Lifestyle Strategies

Adopting a Lifestyle Strategy means that your investments will automatically change as you approach your Target Retirement Age. This approach takes away the need for you to make day-to-day investment decisions, but you should still be satisfied that the strategy is right for you.

The Lifestyle Strategy you choose will depend on how you’d like to take your benefits when you come to retirement. If you choose one of the Lifestyle Strategies, you should keep the decision and your Target Retirement Age under regular review.

The Lifestyle Strategies available to you are as follows:

  • The Drawdown Lifestyle Strategy: This will be appropriate if you want to vary the amount you take from your retirement savings each year when you retire. It may also be appropriate if you’re not yet sure how you might want to use your retirement savings.
  • The Lump Sum Lifestyle Strategy: This will be appropriate if you’re interested in taking the full amount of your retirement savings as cash.
  • The Annuity Lifestyle Strategy: This will be appropriate if you like the idea of using your retirement savings to provide a guaranteed regular income.

All Lifestyle Strategies also target taking 25% of your Pension Account as tax-free cash at your Target Retirement Age and adjust investment allocations accordingly.

Freestyle options – pick your own funds

Freestyle options are ideal for you if you want to remain responsible for managing your investment allocation directly. If you choose the Freestyle option, you’ll need to continually monitor your investments and be comfortable making changes as a result of fluctuating markets or your changing needs.

The Freestyle fund options available are:

  • Global Equity Fund
  • UK Equity Fund
  • Overseas Equity Fund
  • Ethical Equity Fund
  • Climate Aware Passive Equity Fund
  • Diversified Multi-Asset Fund
  • Index-linked Gilt Fund
  • Fixed-Interest Gilt Fund
  • Corporate Bond Fund
  • Cash Fund

For more information on these funds, please read the ‘Planning for the Future: Understanding Your Investment Choices’ guide available in the Library section of this website.

What if I do not make an investment decision?

DC Section members will be automatically enrolled in the Drawdown Lifestyle Strategy with a Target Retirement Age of 65. Please take time to think if this is right for you and use the Member Portal to change out of this if it is not.

Paying into the Plan means that you will get tax relief on your contributions, as these come out of your pay before tax is deducted.

The situation may be different if you pay your contributions using salary sacrifice.

Whilst most of us enjoy tax relief on contributions, there are limits in place on how much tax we can save when contributing towards a pension.

Annual Allowance

Your Annual Allowance (AA) is the maximum you can save in your pension schemes in a tax year (6 April to 5 April) before you have to pay tax.

As of 6 April 2024, the standard AA is £60,000 per year (but see below for exceptions). For the DB Sections of the Plan, it's based on the capital value of the increase in your pension benefits over the tax year.
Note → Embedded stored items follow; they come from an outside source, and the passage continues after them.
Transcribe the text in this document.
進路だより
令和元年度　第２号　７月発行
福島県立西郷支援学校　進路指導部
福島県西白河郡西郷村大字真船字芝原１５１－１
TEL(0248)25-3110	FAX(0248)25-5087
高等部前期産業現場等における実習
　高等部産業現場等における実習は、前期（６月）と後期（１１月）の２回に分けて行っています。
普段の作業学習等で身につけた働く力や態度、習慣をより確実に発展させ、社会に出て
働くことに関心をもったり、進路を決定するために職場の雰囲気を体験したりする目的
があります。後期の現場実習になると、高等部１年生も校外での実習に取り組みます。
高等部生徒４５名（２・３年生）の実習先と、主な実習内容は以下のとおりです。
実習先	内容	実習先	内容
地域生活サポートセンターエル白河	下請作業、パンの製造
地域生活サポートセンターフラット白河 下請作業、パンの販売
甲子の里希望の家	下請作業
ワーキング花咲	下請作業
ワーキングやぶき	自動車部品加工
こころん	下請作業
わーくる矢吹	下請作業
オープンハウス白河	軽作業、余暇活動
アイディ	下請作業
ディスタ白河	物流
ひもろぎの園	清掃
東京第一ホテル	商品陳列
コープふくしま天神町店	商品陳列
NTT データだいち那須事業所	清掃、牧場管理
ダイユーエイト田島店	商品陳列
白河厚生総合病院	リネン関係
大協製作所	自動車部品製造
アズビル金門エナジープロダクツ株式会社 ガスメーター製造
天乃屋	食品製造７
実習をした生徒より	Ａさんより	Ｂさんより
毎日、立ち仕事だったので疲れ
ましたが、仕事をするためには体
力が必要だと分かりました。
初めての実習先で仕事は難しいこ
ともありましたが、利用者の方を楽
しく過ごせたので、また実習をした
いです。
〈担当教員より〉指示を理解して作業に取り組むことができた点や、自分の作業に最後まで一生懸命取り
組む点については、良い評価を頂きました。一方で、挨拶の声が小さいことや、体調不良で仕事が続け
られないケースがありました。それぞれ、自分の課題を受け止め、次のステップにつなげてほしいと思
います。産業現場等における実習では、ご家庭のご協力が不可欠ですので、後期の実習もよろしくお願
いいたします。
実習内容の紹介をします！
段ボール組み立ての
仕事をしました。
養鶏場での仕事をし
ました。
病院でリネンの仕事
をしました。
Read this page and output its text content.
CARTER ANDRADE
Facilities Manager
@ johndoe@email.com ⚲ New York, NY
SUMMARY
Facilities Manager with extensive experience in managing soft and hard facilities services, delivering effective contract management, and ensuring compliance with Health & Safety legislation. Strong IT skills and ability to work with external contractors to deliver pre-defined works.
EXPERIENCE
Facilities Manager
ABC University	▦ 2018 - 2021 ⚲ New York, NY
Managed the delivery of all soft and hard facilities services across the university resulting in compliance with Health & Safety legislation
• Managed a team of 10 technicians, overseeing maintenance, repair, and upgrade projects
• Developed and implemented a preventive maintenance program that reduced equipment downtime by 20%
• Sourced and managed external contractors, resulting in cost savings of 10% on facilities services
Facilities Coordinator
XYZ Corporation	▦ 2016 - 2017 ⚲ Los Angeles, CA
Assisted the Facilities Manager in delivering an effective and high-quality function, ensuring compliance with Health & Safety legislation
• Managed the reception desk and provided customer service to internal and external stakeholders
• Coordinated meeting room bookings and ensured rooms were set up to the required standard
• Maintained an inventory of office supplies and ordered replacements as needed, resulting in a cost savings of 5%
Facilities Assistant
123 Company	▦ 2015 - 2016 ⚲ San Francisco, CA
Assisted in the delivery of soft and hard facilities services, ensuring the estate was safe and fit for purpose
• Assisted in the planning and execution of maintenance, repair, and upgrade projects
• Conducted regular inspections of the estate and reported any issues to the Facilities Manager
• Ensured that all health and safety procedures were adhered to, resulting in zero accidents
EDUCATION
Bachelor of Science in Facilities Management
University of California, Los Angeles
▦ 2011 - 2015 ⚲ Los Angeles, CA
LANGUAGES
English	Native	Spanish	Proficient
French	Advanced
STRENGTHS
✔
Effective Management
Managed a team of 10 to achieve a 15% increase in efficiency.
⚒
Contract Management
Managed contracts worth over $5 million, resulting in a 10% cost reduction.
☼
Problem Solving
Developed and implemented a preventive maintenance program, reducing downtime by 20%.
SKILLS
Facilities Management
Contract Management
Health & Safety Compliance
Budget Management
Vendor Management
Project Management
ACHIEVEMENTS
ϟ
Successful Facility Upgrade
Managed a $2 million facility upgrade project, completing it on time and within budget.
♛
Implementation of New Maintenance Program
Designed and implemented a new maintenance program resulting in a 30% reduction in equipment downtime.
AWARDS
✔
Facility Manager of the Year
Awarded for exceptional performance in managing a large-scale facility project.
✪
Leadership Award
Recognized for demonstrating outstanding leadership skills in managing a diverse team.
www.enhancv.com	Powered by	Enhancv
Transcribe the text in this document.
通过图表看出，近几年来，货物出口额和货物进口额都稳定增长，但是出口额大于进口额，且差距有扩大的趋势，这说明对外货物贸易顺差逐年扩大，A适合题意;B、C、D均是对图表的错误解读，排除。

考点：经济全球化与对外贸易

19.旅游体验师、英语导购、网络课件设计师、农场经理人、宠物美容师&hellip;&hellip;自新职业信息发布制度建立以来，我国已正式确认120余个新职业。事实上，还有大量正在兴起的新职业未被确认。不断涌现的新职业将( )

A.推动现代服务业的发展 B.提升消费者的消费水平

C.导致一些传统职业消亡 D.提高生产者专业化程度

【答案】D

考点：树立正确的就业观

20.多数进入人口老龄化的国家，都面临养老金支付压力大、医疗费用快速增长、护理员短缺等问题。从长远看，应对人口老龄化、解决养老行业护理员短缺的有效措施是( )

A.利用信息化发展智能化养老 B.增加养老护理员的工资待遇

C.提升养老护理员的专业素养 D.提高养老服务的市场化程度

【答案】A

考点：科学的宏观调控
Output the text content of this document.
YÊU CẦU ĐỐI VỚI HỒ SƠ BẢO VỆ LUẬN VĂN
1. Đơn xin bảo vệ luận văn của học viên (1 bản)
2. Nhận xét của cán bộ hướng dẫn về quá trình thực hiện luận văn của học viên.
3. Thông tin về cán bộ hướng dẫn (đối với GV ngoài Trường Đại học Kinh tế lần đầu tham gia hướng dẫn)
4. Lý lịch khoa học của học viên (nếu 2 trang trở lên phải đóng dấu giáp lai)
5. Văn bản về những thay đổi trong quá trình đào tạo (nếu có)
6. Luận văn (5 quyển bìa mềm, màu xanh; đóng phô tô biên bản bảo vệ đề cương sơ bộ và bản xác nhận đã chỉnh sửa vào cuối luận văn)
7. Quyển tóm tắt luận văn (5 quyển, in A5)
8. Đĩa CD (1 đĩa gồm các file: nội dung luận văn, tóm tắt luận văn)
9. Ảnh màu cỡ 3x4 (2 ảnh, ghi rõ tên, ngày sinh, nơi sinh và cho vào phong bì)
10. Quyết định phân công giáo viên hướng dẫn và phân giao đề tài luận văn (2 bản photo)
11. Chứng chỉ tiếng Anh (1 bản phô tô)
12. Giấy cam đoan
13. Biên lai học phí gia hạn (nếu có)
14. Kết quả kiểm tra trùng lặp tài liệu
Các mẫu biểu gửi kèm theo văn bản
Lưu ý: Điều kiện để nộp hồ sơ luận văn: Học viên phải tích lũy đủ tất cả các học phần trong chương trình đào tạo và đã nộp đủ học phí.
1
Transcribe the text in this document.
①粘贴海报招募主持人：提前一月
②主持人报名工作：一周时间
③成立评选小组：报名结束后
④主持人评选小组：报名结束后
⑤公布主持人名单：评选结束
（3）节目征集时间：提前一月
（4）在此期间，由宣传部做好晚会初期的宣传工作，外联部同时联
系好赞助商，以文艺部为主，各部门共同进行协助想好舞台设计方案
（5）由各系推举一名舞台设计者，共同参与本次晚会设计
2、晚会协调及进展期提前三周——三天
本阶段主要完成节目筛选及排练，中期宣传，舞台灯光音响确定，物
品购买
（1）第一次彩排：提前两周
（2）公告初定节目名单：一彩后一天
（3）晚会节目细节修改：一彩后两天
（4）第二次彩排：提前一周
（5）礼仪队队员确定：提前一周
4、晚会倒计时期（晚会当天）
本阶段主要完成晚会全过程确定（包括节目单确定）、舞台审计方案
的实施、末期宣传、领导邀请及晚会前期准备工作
It’s possible to save more than the standard £60,000 by carrying forward unused AA from three previous tax years.

There are also currently two situations where your AA may be lower than £60,000:

  • If you have an income totalling over £260,000 per year (from 2020/21). This threshold income is different for earlier tax years.
  • If you have already accessed some of your pension savings from a DC arrangement. In this case, the AA is reduced to £10,000 in a given tax year (known as the Money Purchase Annual Allowance).

You can find out more about the AA and what it potentially means for you on the government website.

Lump Sum Allowance

Prior to 6 April 2024, there was a Lifetime Allowance (LTA) that applied to the total value of pension savings you could build up during your lifetime. This has now been abolished.

In its place there are two new allowances:

  • The Lump Sum Allowance (LSA) limits the value of tax-free cash lump sums you can take across all your registered pension schemes. It is currently £268,275.
  • The Lump Sum and Death Benefit Allowance (LSDBA) limits the tax-free sums that can be paid from all your registered pension schemes in circumstances of a member’s ill health or death. It is currently £1,073,100.

You can find out more about the LSA and LSDBA on the government website.